Authentizität kommt eben von griechisch Autos=selbst, und ob nun zwei oder 200 ORF-Redakteure twittern, bleibt das ganze Unterfangen, wenn sie nicht selber denken können – geschweige denn wollen – ein wenig fruchtlos. Zum Teil fehlende journalistische Kompetenz in den Windschatten von twitternder Schnelligkeit zu setzen und durch virales Nachahmen zu kompensieren, wird nur kurzfristig helfen und im Endeffekt die Lage verschlimmern. So wie wenn die DDR die digitale Revolution noch miterlebt hätte: also ein Ossi-China.

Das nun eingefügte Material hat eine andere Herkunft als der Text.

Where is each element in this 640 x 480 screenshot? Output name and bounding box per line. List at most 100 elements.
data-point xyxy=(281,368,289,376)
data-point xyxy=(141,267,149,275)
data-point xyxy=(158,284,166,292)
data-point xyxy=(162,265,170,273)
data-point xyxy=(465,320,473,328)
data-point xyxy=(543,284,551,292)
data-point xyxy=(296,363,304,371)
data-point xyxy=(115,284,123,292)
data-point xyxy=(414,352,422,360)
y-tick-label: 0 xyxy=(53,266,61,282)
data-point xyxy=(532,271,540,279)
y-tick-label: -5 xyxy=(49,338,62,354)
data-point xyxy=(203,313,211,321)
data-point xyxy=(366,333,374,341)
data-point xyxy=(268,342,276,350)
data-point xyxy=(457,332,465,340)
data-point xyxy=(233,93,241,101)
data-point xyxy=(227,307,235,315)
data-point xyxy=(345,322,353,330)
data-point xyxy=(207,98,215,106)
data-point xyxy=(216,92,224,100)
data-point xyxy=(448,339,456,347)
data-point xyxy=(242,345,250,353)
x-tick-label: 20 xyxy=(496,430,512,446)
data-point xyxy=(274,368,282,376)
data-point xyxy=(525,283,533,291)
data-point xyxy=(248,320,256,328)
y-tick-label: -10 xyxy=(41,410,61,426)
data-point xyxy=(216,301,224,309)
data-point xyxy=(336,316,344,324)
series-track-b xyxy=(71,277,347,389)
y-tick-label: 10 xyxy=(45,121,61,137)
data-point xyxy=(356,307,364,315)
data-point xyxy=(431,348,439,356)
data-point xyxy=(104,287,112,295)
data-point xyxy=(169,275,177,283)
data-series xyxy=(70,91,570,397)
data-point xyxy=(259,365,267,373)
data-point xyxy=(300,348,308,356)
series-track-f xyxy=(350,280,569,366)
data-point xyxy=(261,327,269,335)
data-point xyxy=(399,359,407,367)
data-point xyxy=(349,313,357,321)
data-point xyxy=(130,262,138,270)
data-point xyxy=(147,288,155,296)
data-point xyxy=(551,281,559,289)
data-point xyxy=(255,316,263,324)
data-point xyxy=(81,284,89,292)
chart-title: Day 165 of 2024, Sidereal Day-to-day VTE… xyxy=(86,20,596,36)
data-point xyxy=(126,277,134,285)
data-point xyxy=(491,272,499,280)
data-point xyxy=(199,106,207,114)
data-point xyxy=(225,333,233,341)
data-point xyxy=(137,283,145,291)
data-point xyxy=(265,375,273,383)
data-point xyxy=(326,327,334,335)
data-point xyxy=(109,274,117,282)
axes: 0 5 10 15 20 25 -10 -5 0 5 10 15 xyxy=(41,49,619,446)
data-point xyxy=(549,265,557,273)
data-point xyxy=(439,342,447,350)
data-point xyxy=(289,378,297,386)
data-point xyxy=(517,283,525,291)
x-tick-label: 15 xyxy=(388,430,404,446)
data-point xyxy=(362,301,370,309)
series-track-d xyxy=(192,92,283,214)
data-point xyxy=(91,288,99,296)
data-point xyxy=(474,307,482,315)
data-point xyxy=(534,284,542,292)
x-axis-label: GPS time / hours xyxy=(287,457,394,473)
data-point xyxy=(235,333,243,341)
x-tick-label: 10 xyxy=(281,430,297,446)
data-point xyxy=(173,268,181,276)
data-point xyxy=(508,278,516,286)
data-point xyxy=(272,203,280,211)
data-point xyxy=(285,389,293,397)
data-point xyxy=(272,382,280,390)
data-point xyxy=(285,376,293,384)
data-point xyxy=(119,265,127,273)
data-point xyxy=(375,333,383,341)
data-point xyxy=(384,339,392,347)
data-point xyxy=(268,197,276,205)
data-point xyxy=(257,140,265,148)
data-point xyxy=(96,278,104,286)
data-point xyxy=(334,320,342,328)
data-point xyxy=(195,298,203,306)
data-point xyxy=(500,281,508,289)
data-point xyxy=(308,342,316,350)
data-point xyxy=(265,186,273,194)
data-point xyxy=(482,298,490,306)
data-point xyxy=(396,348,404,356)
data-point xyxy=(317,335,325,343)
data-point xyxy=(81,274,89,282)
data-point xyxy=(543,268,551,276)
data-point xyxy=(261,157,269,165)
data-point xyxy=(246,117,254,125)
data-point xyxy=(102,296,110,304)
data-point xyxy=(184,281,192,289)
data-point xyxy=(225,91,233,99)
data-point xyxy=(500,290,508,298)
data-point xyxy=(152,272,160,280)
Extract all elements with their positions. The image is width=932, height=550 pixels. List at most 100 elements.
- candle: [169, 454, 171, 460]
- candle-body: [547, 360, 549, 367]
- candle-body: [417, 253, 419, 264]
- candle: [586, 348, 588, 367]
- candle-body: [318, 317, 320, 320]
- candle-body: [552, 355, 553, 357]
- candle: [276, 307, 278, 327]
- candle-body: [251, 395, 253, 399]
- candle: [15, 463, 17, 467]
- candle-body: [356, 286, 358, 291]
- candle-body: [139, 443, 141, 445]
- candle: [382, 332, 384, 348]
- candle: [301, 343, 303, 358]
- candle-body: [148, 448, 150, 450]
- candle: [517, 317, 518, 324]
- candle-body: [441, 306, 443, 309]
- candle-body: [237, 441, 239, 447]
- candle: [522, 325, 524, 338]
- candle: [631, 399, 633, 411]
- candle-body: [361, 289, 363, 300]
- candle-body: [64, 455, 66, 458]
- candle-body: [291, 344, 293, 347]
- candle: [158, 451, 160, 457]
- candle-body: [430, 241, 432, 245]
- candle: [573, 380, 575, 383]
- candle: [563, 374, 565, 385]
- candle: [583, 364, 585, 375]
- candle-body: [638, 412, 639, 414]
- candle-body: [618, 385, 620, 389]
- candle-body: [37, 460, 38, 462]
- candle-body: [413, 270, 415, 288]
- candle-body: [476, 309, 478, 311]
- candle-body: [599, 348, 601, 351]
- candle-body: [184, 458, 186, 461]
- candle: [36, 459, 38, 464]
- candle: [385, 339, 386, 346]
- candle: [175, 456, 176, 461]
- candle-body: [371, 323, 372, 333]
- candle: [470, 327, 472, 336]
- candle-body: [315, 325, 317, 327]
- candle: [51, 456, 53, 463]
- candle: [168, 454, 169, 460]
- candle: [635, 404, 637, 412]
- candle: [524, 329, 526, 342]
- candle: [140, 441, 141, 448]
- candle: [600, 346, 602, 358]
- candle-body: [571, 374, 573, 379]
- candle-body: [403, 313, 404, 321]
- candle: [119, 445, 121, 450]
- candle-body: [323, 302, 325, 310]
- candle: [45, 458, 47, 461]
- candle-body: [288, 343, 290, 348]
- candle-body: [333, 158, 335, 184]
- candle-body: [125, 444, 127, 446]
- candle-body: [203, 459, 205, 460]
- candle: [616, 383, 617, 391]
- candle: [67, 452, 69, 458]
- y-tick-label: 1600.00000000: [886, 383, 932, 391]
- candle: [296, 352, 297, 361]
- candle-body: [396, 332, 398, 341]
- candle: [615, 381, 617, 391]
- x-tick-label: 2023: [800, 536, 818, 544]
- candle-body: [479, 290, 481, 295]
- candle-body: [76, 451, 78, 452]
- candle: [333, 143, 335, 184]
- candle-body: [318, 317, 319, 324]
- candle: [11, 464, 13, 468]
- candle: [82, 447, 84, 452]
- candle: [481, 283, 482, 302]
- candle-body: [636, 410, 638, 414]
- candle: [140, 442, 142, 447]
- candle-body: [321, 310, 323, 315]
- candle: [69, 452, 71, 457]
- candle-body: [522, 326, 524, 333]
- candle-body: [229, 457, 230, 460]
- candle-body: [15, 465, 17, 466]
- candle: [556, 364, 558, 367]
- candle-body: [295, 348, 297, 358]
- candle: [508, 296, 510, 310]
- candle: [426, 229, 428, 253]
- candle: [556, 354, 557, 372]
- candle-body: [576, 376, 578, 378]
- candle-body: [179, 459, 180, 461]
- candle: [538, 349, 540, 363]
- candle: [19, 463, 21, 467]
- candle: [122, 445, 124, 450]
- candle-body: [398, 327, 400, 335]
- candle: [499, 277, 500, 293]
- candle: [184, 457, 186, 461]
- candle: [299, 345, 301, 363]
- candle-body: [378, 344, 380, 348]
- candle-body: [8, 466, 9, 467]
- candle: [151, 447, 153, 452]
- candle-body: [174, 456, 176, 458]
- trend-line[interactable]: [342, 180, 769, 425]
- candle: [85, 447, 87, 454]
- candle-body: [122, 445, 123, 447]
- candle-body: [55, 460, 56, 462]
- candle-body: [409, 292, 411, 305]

Eine ehrliche Extrawurst hat eben seinen Reiz. Und kann im Rahmen seines Milieus durchaus den Bedürfnissen angepasst werden. Ihn jedoch mit Rucola zu pimpen, ist nur für Leute, die ob ihrer Herkunft Komplexe haben oder die nichts vom Essen verstehen, eben jene, die glauben, dass in der italienischen Küche Basilikum wichtiger wäre als Petersilie. Weil sie es irgendwo in einem Food-Blog gelesen haben.